Was ist eine Mobilitätsstation? Sie verfolgt nach Darstellung von Anja Tamm das Ziel einer Verknüpfung von verschiedenen Mobilitätsangeboten, um mit möglichst kurzen Wegen und sozusagen auf einen Blick den Bürgern und Besuchern eines Ortes Fortbewegungsalternativen abseits des motorisierten Individualverkehrs anzubieten. Die erste Mobilitätsstation sei 2003 unter dem Namen „mobil.punkte“ in Bremen eröffnet worden. Weitere Großstädte folgten. In den letzten Jahren setzt sich die Idee aber auch in
mittleren und kleinen Städten durch. Die gut sichtbar ausgeschilderten Mobilitätsstationen soll den Menschen signalisieren, dass sie an dem jeweiligen Platz Angebote wie Leihräder, Radabstellanlagen mit Ladestationen für Pedelecs, Reparaturstation für Räder, CarSharing, Taxis und möglichst auch Bus und Bahn finden.

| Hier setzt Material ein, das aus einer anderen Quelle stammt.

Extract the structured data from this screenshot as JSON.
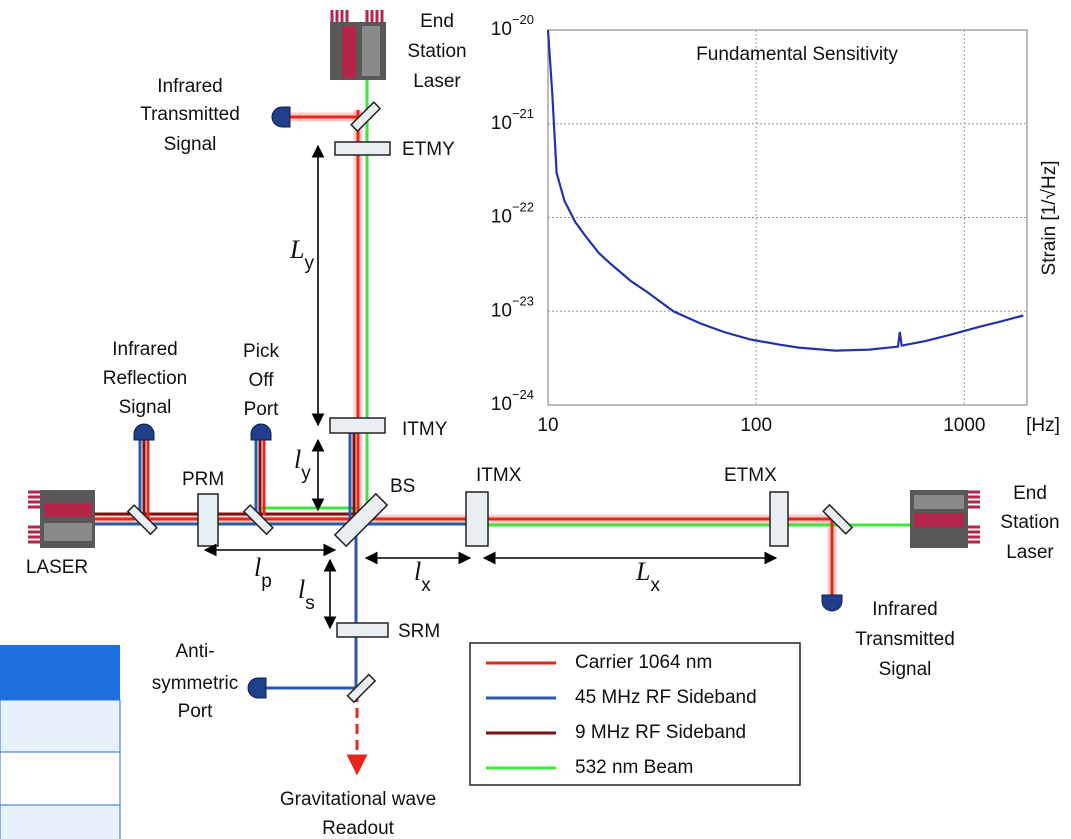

Diese Stationen betrachtet Anja Tamm auch als wirkungsvolle Informations-, Kommunikations- und Marketingorte, um möglichst vielen Menschen den Umstieg vom eigenen Auto auf alternative Verkehrsmittel nahezulegen. Die erhoffte Wirkung: Entlastung der stau- und abgasgeplagten Innenstädte. Weitere Standorte sind auch in den
Stadtteilen geplant Die ersten vier Mobilitätsstationen werden an folgenden Plätzen eingerichtet, wobei es dort teils schon eine entsprechende Infrastruktur, vor allem die Nähe zu Bushaltestellen gibt: Unterer Marktplatz, am Bahnhof und zweimal auf dem
Hardt (Falkenbergstraße und im Bereich der neuen Siedlung „Junges Wohnen“).
Ämterübergreifend hält die Stadtverwaltung Ausschau nach weiteren Standorten. Das Aufstellen von Hinweissäulen ist nur der erste Schritt für Design und Wiedererkennungswert. Sitzgelegenheiten und einheitliche Wartehäuschen sollen die Stationen ergänzen. Die Stadträte zeigten sich begeistert und spornten die Mobilitätsbeauftragte zu einer schnellen Umsetzung an. Stadtrat Prof. Dr. Andreas Benk (Die Linke) lud Anja Tamm dazu ein, mit ihrem Projekt zu den Ortschaftsratssitzungen in die Stadtteile zu kommen. Er glaube, dass gerade auch dort das Interesse an zukunftsträchtigen Mobilitätsideen sehr groß sei.